Let $G$ be a (probably infinite) group and $H \leq K \leq G$. $|G:H| < \infty \Rightarrow |G:H|=|G:K||K:H|$? Let $G$ be a (probably infinite) group and $H \leq K \leq G$. Is it true that if we have $|G:H| < \infty$ then $|G:H|=|G:K||K:H|$ ?
Thanks in advance.
 A: Recall that $|G:H|$ is the number of left (or right) cosets of $H$ in $G$.  Let $|G:H|=n$, then there are $g_1,\dots,g_n\in G$ s.t. ${g_iH}$ are the distinct cosets of $H$ in $G$.
The first thing to prove is that $|G:K|$ and $|K:H|$ are finite.
First, we show that $|K:H|$ is finite.  Let $K$ be a subgroup of $G$ containing $H$.  Then, since $\cup_i g_iH=G$, some of the $g_iH$'s intersect with $K$.  Suppose $g_1,\dots,g_k$ correspond to the cosets of $H$ which intersect $K$.  Then $g_iH\cap K\not=\emptyset$.  Therefore, for some $h\in H$, $g_ih\in K$.  Let $g_ih=k$.  Since $H$ is a subgroup of $K$, $h^{-1}\in K$, so $g_i=kh^{-1}\in K$.  Therefore, $|K:H|$ is finite and the cosets of $H$ which intersect $K$ are the cosets of $H$ in $K$.
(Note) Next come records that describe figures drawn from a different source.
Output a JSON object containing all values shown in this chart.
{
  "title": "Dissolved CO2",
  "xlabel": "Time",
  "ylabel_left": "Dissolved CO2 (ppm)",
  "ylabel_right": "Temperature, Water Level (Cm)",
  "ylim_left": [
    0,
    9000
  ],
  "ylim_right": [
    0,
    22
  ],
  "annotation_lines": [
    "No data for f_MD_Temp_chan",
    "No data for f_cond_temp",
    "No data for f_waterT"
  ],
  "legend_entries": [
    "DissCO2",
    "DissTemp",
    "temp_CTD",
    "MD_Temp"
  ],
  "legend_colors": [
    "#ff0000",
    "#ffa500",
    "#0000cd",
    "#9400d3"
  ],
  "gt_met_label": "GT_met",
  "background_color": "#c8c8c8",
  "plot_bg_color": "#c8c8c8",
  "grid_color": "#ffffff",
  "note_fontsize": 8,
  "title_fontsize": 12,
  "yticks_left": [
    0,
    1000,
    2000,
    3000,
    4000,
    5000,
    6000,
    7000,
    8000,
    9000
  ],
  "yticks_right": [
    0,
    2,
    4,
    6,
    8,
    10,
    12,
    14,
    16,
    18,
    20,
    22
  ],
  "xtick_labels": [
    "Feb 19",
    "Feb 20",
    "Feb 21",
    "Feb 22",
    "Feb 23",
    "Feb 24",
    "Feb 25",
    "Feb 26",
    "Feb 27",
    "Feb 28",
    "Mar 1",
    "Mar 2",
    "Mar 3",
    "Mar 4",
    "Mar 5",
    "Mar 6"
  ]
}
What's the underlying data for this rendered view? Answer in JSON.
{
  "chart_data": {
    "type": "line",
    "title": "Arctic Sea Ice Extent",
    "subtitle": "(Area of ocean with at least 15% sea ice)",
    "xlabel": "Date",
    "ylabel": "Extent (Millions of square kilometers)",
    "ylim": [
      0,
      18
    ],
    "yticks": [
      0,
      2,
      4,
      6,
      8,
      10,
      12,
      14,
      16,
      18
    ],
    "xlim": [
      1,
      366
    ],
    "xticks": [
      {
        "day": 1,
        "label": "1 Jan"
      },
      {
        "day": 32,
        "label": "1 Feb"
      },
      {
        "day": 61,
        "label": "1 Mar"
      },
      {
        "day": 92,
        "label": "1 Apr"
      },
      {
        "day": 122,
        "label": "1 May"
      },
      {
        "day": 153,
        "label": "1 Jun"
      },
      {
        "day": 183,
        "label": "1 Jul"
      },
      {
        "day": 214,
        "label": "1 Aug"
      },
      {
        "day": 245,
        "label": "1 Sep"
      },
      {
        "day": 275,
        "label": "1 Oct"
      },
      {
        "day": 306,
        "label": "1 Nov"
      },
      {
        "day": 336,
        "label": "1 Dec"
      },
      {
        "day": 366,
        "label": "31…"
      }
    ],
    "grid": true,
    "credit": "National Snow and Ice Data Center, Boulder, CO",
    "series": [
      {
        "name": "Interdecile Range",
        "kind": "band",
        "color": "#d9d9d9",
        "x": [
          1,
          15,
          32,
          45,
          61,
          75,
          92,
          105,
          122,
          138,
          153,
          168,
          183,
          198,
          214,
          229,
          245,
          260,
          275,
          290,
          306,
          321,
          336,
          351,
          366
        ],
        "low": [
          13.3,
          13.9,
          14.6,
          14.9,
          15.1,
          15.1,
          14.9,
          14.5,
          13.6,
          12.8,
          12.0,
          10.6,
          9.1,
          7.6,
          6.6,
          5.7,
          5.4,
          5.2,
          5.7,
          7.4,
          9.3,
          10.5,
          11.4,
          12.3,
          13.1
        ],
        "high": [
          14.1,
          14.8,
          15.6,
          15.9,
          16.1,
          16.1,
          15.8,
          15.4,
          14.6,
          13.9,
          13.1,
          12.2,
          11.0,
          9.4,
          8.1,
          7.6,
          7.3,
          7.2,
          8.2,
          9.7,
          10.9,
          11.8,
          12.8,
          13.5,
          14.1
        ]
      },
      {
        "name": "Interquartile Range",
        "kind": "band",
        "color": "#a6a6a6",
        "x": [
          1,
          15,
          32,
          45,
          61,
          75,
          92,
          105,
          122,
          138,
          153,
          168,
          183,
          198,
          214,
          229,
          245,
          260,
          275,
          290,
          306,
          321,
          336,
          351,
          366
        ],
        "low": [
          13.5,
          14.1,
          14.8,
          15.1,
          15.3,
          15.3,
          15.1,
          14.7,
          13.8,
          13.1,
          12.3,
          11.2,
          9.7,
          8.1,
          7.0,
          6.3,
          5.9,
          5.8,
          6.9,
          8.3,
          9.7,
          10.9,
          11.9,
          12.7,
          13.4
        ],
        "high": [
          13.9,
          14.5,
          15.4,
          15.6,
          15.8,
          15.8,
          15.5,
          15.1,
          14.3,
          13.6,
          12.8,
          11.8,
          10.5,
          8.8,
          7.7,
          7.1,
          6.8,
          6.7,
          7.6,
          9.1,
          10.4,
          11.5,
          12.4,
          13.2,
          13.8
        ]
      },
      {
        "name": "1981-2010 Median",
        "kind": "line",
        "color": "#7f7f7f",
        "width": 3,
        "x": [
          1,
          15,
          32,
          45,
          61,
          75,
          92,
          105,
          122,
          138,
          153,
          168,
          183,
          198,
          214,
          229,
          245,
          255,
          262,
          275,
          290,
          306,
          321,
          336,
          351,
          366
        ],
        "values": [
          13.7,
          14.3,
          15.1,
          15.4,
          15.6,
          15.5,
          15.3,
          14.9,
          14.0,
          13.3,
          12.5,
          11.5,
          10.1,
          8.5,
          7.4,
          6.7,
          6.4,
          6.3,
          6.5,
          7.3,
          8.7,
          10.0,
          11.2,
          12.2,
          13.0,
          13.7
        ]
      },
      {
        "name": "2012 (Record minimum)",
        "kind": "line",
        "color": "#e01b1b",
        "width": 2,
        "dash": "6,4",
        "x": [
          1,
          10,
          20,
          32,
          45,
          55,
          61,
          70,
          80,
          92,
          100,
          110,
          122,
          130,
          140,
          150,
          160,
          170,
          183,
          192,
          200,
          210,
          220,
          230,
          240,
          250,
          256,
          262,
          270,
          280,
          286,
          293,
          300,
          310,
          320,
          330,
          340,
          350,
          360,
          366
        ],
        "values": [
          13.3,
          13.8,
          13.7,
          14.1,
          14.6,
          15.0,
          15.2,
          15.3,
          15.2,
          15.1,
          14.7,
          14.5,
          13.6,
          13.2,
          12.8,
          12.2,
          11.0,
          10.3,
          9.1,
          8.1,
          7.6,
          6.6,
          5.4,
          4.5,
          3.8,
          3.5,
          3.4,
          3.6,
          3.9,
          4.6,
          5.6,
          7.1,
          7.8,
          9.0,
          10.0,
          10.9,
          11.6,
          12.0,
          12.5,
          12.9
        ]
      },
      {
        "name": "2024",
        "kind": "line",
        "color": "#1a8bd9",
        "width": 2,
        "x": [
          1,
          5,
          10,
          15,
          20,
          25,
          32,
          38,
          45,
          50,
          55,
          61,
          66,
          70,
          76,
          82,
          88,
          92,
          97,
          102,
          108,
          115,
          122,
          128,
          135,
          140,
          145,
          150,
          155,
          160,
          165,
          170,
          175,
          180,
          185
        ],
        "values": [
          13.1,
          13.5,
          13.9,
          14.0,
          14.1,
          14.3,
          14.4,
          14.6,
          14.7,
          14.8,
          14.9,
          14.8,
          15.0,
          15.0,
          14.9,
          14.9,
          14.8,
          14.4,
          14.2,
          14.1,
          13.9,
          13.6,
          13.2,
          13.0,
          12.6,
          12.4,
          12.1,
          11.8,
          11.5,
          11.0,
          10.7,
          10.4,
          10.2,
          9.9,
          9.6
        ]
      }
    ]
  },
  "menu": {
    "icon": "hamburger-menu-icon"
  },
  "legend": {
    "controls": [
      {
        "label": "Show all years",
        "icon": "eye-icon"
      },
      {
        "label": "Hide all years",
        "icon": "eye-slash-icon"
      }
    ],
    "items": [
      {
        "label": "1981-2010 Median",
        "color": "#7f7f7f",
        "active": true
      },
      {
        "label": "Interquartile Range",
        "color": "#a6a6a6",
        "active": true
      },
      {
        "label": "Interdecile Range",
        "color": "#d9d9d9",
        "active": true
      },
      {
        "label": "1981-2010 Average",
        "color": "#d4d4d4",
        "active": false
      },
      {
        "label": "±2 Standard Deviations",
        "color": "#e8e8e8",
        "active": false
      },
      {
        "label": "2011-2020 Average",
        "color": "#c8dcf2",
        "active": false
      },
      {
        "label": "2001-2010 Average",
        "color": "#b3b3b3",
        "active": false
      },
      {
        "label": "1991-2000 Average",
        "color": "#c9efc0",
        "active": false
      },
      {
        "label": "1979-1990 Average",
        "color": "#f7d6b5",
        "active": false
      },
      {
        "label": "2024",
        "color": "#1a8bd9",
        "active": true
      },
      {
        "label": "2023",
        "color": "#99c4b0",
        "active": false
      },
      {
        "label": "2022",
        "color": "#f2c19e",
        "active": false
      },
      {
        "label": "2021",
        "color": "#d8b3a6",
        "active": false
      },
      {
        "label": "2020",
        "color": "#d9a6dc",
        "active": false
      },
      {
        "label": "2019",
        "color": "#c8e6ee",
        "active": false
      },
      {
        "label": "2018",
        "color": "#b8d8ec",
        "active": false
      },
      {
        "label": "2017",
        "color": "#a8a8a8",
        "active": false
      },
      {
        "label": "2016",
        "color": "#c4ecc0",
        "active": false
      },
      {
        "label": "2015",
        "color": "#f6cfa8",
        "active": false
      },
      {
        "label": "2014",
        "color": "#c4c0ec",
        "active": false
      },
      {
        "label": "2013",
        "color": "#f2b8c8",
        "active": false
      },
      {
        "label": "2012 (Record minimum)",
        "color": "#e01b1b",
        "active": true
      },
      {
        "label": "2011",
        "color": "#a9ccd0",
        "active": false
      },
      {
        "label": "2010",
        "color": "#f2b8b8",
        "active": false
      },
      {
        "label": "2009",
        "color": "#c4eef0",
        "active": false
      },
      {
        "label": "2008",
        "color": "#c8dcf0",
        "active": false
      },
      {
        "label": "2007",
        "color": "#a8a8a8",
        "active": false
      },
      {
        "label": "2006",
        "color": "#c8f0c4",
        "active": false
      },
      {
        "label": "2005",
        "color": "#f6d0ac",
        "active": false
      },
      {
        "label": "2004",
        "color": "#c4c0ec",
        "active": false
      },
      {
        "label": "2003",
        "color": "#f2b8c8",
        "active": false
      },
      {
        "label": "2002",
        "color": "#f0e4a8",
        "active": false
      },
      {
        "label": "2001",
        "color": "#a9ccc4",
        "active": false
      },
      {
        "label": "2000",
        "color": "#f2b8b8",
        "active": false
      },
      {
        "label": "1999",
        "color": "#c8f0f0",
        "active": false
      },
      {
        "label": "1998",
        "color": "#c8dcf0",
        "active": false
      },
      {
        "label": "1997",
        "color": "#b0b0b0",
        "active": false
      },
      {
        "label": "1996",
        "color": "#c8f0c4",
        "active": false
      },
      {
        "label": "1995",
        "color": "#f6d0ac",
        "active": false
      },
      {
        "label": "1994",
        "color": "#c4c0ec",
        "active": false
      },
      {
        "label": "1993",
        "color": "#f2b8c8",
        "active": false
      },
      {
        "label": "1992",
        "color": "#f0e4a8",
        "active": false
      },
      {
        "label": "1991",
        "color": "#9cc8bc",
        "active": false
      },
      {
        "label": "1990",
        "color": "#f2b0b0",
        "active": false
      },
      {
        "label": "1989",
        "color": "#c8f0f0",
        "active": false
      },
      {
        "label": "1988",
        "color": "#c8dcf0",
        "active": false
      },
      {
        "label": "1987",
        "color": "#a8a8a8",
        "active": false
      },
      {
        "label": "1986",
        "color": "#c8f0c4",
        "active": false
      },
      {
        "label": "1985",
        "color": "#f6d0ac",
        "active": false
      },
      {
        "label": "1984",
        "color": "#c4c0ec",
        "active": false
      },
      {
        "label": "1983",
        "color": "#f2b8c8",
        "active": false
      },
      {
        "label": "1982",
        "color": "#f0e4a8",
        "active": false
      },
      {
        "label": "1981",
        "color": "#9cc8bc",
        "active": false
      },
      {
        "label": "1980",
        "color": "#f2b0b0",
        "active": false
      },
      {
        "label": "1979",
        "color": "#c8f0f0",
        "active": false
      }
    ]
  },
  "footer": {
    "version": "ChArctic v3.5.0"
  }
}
Second, we show that $|G:K|$ is finite.  Consider the set of cosets of $K$ of the form $g_iK$ where $1\leq i\leq n$.  Since $K$ contains $H$, $g_iK\supseteq g_iH$ and since the union of the $g_iH$ is all of $G$, the union of the $g_iK$'s is also all of $G$.  By considering a minimal set of these $g_iK$'s, you have a complete set of cosets.
Finally, since $|G:K|$ is finite, let $g'_1K,\dots,g'_mK$ be the (distinct) cosets of $K$ in $G$, and let $g_1,\cdots,g_k$ be the distinct cosets of $H$ in $K$.  Then the cosets of $H$ in $G$ are $g'_ig_jH$.  You can show that these are distinct and that the number of these is exactly $|G:K||K:H|$.
A: Yes. For reference, you can check out this. I'm assuming $H$ and $K$ are subgroups of $G$.